Batch Normalization
A technique that normalizes layer inputs across a mini-batch to zero mean and unit variance, stabilizing and accelerating deep network training.
Batch Normalization (BatchNorm) normalizes the inputs to each layer across the mini-batch to zero mean and unit variance. Proposed by Ioffe and Szegedy in 2015, it stabilized and accelerated deep network training by reducing internal covariate shift.
After normalization, learnable scale (γ) and shift (β) parameters allow the network to recover the original distribution if beneficial.

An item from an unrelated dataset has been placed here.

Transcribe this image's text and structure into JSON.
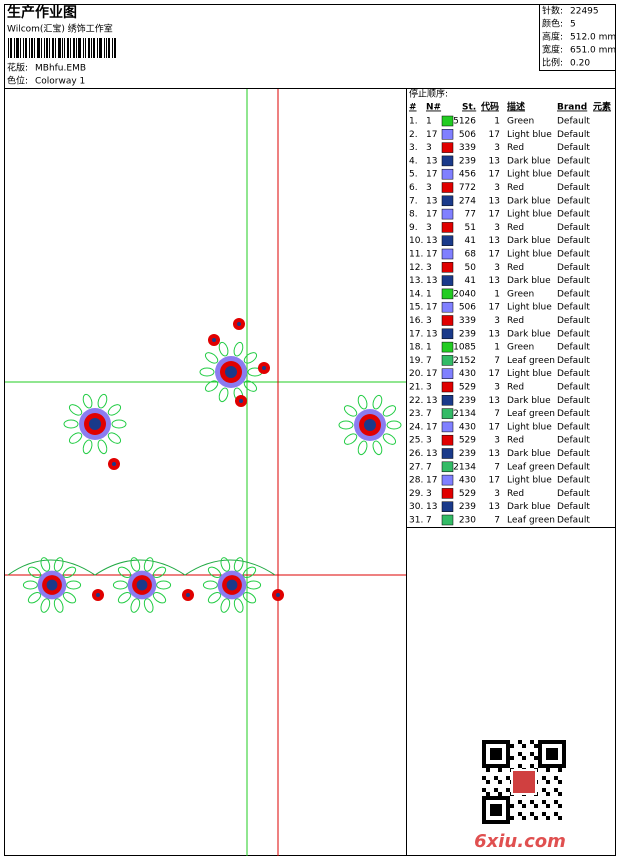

During inference, running mean and variance accumulated during training replace batch statistics.
- Higher learning rates: Normalization stabilizes gradient magnitudes, permitting larger learning rates that accelerate convergence and make tuning more forgiving
- Regularization effect: Noise in mini-batch statistics provides mild regularization, sometimes reducing the need for Dropout. Combining both can be counterproductive
- Placement: Typically inserted after convolutional or fully connected layers and before the activation function. Some architectures place it after activation
When batch sizes are small, batch statistics become unreliable. Alternatives include Layer Normalization (across features), Instance Normalization (per-sample, per-channel), and Group Normalization. In image generation, Adaptive Instance Normalization (AdaIN) injects style information through normalization parameters.